Caregivers save the VA money. More importantly, they protect veterans’ dignity, independence, and quality of life. They should not have to beg for temporary extensions.

Sign now to urge Congress to make VA caregiver support permanent and protect disabled veterans and caregivers from benefit uncertainty.

More on this issue:

  1. Senate Committee on Veterans’ Affairs, Senate Committee on Veterans’ Affairs (16 January 2026), "Chairman Moran Introduces Legislation to Permanently Authorize VA Program to Support Disabled Veterans & their Caregivers."
  2. DAV, DAV (24 February 2026), "Protections extended for grandfathered veterans, caregivers."
  3. U.S. Department of Veterans Affairs, VA News (20 November 2025), "VA extends caregiver support program eligibility for “legacy” Veterans, caregivers."
  4. U.S. Department of Veterans Affairs, Federal Register (29 September 2025), "Extension of Program of Comprehensive Assistance for Family Caregivers Eligibility for Legacy Participants, Legacy Applicants, and Their Family Caregivers."
  5. MOAA, MOAA (17 February 2026), "MOAA-Backed Caregiver Bill Takes Major Step Forward."

The Petition

To the Ranking Members of the Senate and House Committees on Veterans’ Affairs

I urge you to make VA caregiver support permanent and strengthen long-term protections for disabled veterans and the family caregivers who keep them safe at home.

Caregivers help veterans with bathing, mobility, wound care, medication management, transportation, meals, appointments, crisis prevention, and daily safety. For many disabled veterans, a caregiver is the reason they can remain at home instead of entering an institution.

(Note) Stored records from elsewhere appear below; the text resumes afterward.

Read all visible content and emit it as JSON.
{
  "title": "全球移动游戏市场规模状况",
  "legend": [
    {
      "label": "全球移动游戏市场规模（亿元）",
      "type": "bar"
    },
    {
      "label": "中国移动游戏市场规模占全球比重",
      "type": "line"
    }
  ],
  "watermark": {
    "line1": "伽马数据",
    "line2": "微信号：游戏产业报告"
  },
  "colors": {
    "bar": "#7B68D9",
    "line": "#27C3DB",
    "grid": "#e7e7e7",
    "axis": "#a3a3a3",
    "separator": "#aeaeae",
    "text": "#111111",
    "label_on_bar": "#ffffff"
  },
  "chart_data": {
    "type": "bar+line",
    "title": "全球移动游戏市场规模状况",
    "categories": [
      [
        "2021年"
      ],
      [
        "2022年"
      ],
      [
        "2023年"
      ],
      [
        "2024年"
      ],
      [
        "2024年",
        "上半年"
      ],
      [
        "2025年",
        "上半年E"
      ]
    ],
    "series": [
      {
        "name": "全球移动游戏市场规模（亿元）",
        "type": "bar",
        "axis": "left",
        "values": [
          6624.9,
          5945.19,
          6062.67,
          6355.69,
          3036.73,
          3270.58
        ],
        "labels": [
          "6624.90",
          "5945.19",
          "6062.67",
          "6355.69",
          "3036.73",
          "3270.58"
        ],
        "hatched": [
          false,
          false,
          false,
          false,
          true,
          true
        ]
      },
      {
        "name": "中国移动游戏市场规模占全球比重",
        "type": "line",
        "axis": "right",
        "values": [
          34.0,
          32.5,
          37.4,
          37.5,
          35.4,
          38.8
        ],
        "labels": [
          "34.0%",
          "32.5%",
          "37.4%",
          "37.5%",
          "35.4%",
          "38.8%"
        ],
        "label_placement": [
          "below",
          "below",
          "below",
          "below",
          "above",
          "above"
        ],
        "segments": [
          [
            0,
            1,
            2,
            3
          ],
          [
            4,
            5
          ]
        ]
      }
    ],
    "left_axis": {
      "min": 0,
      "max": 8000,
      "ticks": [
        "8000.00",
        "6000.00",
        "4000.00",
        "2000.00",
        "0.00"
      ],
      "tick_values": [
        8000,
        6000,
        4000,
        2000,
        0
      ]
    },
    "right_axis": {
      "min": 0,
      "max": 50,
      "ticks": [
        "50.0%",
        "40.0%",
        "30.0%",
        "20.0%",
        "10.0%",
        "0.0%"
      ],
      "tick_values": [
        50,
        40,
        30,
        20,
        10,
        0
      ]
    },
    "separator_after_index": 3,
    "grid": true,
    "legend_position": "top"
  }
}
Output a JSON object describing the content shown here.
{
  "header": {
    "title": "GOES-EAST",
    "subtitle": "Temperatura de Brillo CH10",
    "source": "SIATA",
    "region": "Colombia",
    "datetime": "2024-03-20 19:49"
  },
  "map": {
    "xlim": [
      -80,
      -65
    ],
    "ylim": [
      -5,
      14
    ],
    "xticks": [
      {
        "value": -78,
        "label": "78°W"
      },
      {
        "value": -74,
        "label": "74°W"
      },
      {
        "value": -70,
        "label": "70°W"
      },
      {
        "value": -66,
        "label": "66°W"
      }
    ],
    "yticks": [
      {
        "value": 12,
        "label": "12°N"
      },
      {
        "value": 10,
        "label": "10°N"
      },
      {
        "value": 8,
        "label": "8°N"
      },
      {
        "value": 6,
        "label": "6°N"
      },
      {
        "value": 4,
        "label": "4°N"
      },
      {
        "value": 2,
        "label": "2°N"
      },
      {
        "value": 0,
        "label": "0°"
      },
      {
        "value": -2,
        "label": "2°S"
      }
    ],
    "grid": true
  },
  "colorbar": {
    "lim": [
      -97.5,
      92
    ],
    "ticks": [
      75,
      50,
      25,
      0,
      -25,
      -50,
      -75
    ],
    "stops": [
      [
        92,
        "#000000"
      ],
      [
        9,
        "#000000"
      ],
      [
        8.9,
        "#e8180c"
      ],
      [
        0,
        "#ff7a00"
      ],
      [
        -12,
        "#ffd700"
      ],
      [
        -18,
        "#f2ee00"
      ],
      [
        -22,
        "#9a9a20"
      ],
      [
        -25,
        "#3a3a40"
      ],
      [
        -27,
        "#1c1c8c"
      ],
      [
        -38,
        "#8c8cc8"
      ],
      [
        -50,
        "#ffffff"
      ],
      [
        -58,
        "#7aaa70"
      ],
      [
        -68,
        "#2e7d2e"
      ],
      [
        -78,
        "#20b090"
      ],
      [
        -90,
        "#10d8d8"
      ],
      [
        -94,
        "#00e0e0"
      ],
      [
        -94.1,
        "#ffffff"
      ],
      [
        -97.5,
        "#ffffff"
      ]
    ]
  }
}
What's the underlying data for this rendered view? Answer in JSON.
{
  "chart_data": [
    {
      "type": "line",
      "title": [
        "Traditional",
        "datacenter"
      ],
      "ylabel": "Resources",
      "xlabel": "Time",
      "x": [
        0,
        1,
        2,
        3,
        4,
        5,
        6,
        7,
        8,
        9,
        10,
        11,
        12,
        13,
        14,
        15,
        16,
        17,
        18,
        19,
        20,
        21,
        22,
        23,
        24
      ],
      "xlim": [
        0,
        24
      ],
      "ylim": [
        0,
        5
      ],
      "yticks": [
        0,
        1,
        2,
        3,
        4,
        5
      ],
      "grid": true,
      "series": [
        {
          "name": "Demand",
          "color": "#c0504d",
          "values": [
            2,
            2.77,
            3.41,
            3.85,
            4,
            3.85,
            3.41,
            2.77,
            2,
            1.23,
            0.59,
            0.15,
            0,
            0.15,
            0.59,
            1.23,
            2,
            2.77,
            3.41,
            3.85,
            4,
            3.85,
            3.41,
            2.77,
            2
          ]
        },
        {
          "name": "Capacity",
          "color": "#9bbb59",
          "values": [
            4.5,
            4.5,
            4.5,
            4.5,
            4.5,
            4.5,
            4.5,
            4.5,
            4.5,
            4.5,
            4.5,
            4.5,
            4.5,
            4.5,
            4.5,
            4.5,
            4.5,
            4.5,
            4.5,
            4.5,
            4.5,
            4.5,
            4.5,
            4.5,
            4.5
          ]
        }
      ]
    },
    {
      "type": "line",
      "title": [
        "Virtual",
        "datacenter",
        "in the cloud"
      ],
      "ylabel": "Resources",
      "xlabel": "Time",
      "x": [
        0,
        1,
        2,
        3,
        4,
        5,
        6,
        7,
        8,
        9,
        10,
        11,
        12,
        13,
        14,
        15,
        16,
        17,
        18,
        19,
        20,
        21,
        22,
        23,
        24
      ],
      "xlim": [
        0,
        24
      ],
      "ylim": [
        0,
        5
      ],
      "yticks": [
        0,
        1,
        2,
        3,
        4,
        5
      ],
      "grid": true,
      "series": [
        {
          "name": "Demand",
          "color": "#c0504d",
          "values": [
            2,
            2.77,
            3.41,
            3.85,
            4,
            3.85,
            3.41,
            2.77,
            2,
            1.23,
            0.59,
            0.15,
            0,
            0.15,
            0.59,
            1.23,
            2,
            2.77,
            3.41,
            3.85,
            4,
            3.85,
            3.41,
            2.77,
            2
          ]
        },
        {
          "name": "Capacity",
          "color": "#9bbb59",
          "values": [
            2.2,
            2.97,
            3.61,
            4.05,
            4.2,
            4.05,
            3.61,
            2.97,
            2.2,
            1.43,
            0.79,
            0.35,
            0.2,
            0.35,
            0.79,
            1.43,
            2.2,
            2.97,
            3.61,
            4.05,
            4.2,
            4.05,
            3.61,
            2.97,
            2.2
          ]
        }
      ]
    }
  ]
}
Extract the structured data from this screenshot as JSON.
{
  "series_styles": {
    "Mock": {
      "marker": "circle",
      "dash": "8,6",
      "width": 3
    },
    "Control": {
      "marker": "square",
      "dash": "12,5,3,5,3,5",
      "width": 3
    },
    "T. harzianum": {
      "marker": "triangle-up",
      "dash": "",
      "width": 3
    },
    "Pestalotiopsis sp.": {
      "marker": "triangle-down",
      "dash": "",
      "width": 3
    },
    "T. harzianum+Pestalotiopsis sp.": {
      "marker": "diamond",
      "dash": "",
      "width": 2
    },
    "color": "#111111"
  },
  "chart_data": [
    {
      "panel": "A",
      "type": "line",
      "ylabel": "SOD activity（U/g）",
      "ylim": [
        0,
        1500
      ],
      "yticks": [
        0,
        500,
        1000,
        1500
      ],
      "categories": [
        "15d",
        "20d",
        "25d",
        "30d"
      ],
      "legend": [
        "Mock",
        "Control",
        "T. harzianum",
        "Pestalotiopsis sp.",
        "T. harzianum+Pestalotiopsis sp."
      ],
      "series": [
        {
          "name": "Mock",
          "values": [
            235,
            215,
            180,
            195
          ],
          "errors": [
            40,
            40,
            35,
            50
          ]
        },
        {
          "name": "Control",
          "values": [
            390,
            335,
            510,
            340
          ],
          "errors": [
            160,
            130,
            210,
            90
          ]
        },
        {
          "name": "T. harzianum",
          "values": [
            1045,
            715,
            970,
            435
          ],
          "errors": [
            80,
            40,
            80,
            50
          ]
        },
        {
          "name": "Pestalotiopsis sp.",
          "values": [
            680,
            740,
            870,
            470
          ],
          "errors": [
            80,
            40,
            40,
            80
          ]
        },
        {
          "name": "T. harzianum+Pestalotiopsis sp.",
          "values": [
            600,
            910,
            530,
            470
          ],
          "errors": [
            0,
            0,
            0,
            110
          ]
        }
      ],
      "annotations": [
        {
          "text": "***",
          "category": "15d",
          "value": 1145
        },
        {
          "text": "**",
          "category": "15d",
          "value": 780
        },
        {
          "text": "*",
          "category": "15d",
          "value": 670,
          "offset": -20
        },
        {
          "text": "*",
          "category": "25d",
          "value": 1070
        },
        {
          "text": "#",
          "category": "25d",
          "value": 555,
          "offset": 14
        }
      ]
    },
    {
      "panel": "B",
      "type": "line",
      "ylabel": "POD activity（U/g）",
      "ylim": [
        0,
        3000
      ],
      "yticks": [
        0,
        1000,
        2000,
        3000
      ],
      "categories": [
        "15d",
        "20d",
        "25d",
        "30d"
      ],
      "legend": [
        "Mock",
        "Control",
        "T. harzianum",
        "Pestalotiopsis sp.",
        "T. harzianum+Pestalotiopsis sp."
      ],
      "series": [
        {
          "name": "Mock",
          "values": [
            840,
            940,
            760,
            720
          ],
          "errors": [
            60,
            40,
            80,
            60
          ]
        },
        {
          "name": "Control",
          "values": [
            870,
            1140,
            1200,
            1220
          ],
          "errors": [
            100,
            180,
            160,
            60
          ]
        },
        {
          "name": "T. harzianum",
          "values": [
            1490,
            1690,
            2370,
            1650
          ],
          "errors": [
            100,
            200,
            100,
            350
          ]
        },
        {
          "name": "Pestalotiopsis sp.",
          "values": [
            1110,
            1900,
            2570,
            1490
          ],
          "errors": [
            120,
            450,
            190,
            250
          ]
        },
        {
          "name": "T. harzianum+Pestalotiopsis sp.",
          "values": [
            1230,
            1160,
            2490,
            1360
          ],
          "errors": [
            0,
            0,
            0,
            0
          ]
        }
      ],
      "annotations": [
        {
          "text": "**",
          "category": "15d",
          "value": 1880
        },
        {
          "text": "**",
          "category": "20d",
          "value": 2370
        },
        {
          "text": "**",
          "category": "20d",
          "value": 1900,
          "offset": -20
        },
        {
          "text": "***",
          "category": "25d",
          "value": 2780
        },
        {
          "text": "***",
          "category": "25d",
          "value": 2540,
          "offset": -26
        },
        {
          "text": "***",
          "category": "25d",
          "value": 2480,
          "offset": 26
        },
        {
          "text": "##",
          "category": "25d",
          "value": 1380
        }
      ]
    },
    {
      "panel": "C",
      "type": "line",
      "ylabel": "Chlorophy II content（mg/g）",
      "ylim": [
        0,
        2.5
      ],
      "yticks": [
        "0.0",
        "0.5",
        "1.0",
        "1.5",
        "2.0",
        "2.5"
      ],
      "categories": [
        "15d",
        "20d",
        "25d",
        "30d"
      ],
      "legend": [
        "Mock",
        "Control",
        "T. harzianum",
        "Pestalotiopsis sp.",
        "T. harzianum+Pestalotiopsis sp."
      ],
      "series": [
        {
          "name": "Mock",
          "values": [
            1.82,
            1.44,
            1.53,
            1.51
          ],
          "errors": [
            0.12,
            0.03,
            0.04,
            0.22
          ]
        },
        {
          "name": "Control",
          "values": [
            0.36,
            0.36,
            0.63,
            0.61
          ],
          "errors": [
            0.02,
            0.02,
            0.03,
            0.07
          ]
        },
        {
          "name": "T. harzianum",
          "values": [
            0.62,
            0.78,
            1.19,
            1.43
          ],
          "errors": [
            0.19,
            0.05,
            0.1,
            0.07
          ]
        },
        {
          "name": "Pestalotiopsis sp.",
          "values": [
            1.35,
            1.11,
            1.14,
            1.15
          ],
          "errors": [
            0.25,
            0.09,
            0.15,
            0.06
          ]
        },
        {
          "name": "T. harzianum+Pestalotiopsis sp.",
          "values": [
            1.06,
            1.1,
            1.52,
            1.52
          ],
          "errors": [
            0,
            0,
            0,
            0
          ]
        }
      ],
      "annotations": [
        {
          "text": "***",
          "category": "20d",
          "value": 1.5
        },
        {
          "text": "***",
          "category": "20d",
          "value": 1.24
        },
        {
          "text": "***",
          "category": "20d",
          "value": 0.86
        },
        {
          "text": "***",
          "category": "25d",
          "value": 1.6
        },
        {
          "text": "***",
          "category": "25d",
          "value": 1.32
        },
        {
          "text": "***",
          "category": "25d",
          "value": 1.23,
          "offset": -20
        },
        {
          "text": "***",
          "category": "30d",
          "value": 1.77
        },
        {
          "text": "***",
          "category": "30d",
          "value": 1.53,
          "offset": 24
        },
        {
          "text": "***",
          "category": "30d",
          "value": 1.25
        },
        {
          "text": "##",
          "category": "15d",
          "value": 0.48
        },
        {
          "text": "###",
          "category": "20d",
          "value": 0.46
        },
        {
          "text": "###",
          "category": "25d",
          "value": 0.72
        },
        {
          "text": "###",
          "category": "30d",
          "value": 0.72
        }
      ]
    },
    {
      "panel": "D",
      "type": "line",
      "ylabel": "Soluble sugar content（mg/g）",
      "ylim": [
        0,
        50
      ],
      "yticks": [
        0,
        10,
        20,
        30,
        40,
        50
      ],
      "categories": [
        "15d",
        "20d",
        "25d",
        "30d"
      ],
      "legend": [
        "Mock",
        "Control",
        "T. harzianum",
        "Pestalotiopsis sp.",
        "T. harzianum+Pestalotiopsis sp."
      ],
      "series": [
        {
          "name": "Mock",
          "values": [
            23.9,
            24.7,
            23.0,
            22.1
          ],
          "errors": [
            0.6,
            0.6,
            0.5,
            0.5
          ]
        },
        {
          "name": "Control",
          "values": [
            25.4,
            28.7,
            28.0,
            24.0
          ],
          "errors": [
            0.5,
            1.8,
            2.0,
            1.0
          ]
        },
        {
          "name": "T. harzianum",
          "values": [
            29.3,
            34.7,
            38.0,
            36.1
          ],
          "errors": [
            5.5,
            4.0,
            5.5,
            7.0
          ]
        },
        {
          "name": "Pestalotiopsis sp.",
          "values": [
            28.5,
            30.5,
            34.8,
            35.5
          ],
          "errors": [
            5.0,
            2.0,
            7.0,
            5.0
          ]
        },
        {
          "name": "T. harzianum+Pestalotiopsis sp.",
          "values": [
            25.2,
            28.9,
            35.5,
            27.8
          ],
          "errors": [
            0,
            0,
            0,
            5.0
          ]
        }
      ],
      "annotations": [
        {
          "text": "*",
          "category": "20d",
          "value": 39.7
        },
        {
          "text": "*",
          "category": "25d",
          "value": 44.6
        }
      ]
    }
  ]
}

The Department of Veterans Affairs has extended protections for legacy Program of Comprehensive Assistance for Family Caregivers participants and applicants through Sept. 30, 2028. That extension is important, but temporary relief is not enough. Families who provide daily care should not have to live from deadline to deadline, wondering whether the support they depend on will be reduced or taken away.

Congress should permanently authorize and strengthen caregiver support programs. It should protect legacy caregivers, require clear review before benefits are denied or reduced, support care based on clinical need, improve caregiver training and payment standards, and ensure that multiple caregiver models are available for veterans with complex conditions.

This is not only a benefits issue. It is a dignity issue. Caregiver support keeps veterans safer, reduces avoidable institutional care, and recognizes the work families already perform every day. It also honors the reality that service-connected injuries and illnesses do not end when a veteran leaves the military.

Please pass legislation that gives disabled veterans and caregivers lasting certainty. No veteran should lose essential home care because a temporary extension expires. No caregiver should have to fight every few years to prove the value of care that is already keeping a veteran alive, stable, and home.

Make VA caregiver support permanent.